NMA Welcomes New Committee To Protect Journalists
The News Media Association has welcomed moves by Government to tackle the rise in instances of journalists being abused and vilified while carrying out their work.
Responding to the first meeting of the National Committee for the Safety of Journalists being held this week, the NMA said: “With cases of abuse against the media increasing, it is critical that journalists can continue to safely carry out their essential roles in society and continue to hold the powerful to account.
“We are pleased that the Government is committed to defending a free and independent press in the UK and we look forward to working more closely with the Committee.”
The first meeting of the National Committee for the Safety of Journalists took place on Monday this week, co-chaired by Minister for Media and Data John Whittingdale and Minister for Safeguarding Victoria Atkins.
The Committee will meet twice a year and is designed to ensure that journalists can operate without fear, violence, or abuse. The Committee is made up of representatives from Government, policing, prosecution services and the civil service, as well as representatives of the press including the News Media Association.
Minister for Media and Data John Whittingdale said: “The UK has been at the forefront of the global campaign for media freedom, but it is also essential that we protect the safety of journalists at home.
“The rise in misinformation during the pandemic has highlighted once again the valuable role played by journalists working for reputable news organisations who produce accurate and balanced high-quality journalism. We must do all we can to ensure that they can carry this out free from threats and intimidation.”
The Committee was established last year at the Global Conference on Media Freedom, where the UK government urged attending countries to do more to safeguard media freedom and the safety of journalists.

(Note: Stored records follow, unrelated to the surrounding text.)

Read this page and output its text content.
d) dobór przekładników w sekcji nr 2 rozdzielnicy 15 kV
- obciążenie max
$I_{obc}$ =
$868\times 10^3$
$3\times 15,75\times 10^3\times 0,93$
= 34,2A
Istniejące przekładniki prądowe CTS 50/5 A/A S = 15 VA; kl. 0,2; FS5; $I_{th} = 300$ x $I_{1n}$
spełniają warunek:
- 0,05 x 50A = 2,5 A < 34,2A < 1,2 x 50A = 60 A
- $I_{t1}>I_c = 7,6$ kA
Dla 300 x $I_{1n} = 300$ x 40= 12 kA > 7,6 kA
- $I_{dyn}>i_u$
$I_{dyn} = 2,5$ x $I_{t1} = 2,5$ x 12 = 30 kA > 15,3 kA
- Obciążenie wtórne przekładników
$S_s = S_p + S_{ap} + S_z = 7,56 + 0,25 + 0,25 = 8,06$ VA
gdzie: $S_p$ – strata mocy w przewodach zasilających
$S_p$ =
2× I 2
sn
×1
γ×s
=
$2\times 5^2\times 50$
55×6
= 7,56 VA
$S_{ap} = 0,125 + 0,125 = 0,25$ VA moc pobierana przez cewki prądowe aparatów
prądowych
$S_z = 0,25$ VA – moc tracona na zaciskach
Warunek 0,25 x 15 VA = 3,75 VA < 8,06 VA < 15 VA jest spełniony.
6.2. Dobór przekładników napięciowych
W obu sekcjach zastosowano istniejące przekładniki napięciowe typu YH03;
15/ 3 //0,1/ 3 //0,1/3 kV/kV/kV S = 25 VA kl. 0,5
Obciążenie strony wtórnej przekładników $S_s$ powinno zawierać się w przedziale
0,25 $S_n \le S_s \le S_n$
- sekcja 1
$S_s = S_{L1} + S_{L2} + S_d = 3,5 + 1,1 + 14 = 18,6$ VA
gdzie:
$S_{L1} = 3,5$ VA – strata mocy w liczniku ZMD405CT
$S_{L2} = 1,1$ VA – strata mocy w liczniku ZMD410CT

Frequent online abuse and violence against journalists across the UK has demonstrated that journalists are not always safe when carrying out their job.
Helen Dalby, editor-in-chief of Reach Plc’s North East titles, has called upon readers to help support journalists, by reporting abusive comments on their website and social media, after stressing that online abuse and threats against journalists is increasing.
Surrey Live journalist Matt Strudwick has warned of the impact on mental health that online abuse can cause: “I, and our reporters, see it on a daily basis on social media. Abusive and sickening comments, either directed at them or at the people in the articles we write. We welcome feedback and criticism where it’s warranted, but there is a line that should not be crossed.”
The Committee’s first action will be to co-ordinate a National Action Plan so that “the safety of journalists can be ensured, and they can be protected from physical harm and threats of violence”.